With a clear blacklist, the kind of people with "two faces" will be totally banned and their businesses, deposits and investments in the mainland will be impacted, Yang said, adding that their activities overseas will also be affected, as they will be boycotted by the circles of overseas Chinese worldwide.

"We have about 30 million compatriots worldwide and the reunification of the motherland is also the common goal for Chinese worldwide, so these secessionists' opportunities for overseas business and investments will be seriously affected," Yang noted.

The anonymous expert said that "before reunification, the personal freedom of these blacklisted separatists, as well as their family members, will be largely restrained. Just like suspects wanted by the police, they will be scared and won't dare to travel to the mainland, Hong Kong or Macao, as well as other countries, especially countries which signed an extradition treaty with and have close relations with the People's Republic of China."

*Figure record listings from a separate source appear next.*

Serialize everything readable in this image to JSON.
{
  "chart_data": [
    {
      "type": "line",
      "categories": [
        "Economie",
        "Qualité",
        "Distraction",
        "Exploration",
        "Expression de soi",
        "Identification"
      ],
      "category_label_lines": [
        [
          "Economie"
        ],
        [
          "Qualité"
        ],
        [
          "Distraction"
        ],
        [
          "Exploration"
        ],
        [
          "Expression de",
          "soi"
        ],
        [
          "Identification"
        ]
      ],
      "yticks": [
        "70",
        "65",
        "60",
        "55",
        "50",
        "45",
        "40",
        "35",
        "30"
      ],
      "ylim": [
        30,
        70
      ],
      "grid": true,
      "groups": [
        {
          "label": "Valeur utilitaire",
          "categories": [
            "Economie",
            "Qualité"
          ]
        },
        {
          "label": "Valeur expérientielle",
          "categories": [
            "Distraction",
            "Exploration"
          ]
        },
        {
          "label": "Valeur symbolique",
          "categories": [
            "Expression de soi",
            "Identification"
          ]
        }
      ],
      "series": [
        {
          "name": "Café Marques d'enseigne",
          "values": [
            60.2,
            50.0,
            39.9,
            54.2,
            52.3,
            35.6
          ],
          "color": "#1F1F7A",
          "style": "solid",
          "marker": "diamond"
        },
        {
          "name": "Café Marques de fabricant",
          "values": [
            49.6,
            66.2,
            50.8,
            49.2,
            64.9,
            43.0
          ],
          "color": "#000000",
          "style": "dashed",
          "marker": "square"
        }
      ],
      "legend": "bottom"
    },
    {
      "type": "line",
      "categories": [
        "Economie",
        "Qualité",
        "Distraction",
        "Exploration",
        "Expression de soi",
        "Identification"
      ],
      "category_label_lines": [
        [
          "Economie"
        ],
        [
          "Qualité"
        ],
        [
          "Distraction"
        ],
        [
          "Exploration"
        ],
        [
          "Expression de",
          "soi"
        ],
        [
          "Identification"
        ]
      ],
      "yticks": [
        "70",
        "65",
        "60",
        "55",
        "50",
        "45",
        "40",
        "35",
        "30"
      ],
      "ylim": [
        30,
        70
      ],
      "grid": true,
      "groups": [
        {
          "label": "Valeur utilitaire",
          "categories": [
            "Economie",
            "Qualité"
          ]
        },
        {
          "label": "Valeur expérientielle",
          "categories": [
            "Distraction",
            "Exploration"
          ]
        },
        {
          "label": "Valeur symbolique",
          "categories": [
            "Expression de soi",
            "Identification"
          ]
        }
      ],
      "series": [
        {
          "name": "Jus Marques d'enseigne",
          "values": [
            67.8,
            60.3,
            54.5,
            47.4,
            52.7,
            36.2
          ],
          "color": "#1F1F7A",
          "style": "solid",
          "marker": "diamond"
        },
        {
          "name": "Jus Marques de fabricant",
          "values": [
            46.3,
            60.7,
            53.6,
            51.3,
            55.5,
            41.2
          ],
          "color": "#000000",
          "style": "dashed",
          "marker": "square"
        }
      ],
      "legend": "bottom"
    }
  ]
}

"Maybe they can still travel to the US and Western countries, or escape to these countries for the rest of their lives, but the risk will always remain. After reunification, if they remain on the island, they will be prosecuted, judged and punished," said the expert.

Voices from Taiwan

The signal released by the Hong Kong newspaper got a lot of attention in Taiwan, and some politicians and experts from the island said that this is an unprecedented measure taken by the mainland. They consider that based on actions secessionists have taken in the past few years, they deserve to be blacklisted. These experts also suggested that mainland sanctions the secessionists as precisely as possible and not harm the innocent.

Yok Mu-ming, honorary chairman of the New Party, a pro-reunification political party on the island, told the Global Times on Sunday that "stubborn secessionists" mentioned in Ta Kung Pao's report could be regarded the "chief criminals who have obvious secessionist ideas, actions and remarks, so this kind of people should be blacklisted first."

"Second, those low-profile secessionists who are vague on their stances but provide concrete supports to the secessionists should also be blacklisted with solid evidence," Yok noted.

"In the past, I have suggested that mainland authorities list the 'chief criminals' among the Taiwan secessionists to impose a warning on them. I also suggested that pro-reunification forces within the island organize a vote to let the people of Taiwan decide who the chief criminals of Taiwan secessionists are," Yok noted.

Chang Ya-chung, a Taipei-based political scientist and a member of the KMT, the opposition party in the island, told the Global Times on Sunday that "based on what I learned, this is a new tactic made by the mainland, before an all-out military and economic confrontation, to precisely strike the specific individuals rather than the majority of Taiwan people."

Tang Xiang-long, a Taiwan-based TV commentator and an expert on cross-Straits relations, said that "recently, the Trump administration is still playing the Taiwan card to provoke the Chinese mainland, as [US] Secretary of State Mike Pompeo even openly said 'Taiwan has not been a part of China.' This kind of encouragement from a US administration toward Taiwan secessionism is unprecedented."

"So if Beijing does nothing in response, the atmosphere created by Pompeo will grow. To release the message of formulating a blacklist is a countermeasure from the mainland against the anti-China acts of the Trump administration," he said.

Taiwan-based analysts also said that with the intense and worsening cross-Straits relations, the separatist DPP is even more determined to be a pawn for the US to contain China, so the mainland has already lost faith in them to make any change.

"To these DPP members and secessionists, the mainland authorities want to say 'I am warning you. Behave yourself. I can read your every move and hear your every word. Maybe now I can't touch you, but I will give you a tag.' This will surely affect and deter those secessionists," Tang noted.